I’ve been doing my best in recent years to establish my own personal tradition of watching an annual Schwarzenegger film on my birthday, which is how I ended up watching Twins for the first time at the ripe age of 30. As an Arnold showcase, the film did not disappoint (no offense meant to DeVito, who was perfectly amusing as the con artist straight man). Casting the typically meathead-typecast Schwarzenegger as a supergenius was, uh, super genius enough on its own, but the film goes a step further by robbing him of common sense due to an extremely sheltered childhood, so that he’s some kind of an oxymoronic genius-idiot. This leads to a bottomless wealth of classic Schwarzenegger comedy bits, some as simple as watching him eat ice cream, pose with a Rambo poster, or misunderstand idioms in lines like, “Thank you for the cookies. I’m looking forward to tossing them.” The film even works in a reading of his classic Terminator line “I’ll be back,” because of course it does. Arnold’s consistently wonderful screen presence makes Julius an impossibly endearing goof, especially in moments when he butchers the Coasters song “Yakety Yak” in his incredibly thick Austrian accent or when he doesn’t recognize that he’s being shamelessly hit on by a ready-to-pounce Kelly Preston or robbed by violent street toughs. Julius will even go as far as apologizing when said robbery doesn’t go well, explaining of a fallen reprobate who fails to nab his briefcase, “I did nothing. Pavement was his enemy.”
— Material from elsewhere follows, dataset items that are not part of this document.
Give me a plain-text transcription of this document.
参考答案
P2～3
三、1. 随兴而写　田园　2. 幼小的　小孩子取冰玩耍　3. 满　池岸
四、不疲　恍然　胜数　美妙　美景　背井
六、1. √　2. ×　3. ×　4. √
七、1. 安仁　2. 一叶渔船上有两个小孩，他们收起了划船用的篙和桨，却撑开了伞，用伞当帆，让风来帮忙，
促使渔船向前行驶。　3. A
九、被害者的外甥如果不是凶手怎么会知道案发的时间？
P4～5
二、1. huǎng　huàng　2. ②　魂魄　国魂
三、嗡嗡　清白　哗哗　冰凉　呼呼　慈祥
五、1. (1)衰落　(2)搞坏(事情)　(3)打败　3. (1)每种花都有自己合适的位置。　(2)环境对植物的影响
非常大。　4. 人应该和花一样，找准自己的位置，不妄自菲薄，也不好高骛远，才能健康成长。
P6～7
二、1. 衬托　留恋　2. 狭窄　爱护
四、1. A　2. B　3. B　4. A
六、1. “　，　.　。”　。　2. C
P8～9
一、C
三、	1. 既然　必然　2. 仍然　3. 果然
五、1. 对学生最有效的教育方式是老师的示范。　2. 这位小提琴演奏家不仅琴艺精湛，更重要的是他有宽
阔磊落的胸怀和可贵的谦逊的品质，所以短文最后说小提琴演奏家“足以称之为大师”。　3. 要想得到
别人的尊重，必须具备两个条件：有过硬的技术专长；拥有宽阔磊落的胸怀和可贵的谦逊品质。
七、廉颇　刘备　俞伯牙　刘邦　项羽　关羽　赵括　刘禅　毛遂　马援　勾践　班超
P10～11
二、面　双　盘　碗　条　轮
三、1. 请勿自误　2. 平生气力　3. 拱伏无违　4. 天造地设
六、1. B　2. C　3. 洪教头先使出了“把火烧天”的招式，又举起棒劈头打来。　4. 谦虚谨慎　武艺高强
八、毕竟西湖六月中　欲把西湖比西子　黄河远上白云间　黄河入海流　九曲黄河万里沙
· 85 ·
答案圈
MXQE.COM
Arnold had already halfheartedly tried his hand at comedy in his narrative film debut Hercules in New York, but that work is more unintentionally funny than anything & uses the bodybuilder exclusively for the size of his pecs, not his impeccable sense of comedic timing. Twins is where Schwarzenegger truly found his comedic voice and it arrived in a perfect moment for him to bounce that voice off his mismatched twin DeVito & a hilariously dated onslaught of cheesy 80s fashion & pop music trash. It seems that this good will won’t be forever buried in the oversized suit jackets & greasy ponytails of the past either. Just as Paul Feig was allowed to “ruin” childhoods in his recent remake of Ivan Reitman’s crown jewel, Ghostbusters, Reitman himself is attempting to revive the Twins property for a modern audience in an announced, decades-late sequel titled Triplets. The premise of Triplets would bring back Schwarzenegger & DeVito as Julius & Vincent, bowling them over with the discovery that they actually share a birthday with a third brother/wombmate, played by none other than Eddie Murphy. It’s a plot twist that makes absolutely no goddamn sense for so, so many reasons, but that didn’t stop the original Twins from being thoroughly delightful & I’m more than ready for Arnold to make a comeback to his comedy career, so I say bring it on. As long as the film ends with the line “I just can’t get over how alike they are,” I’m sure I’ll be happy.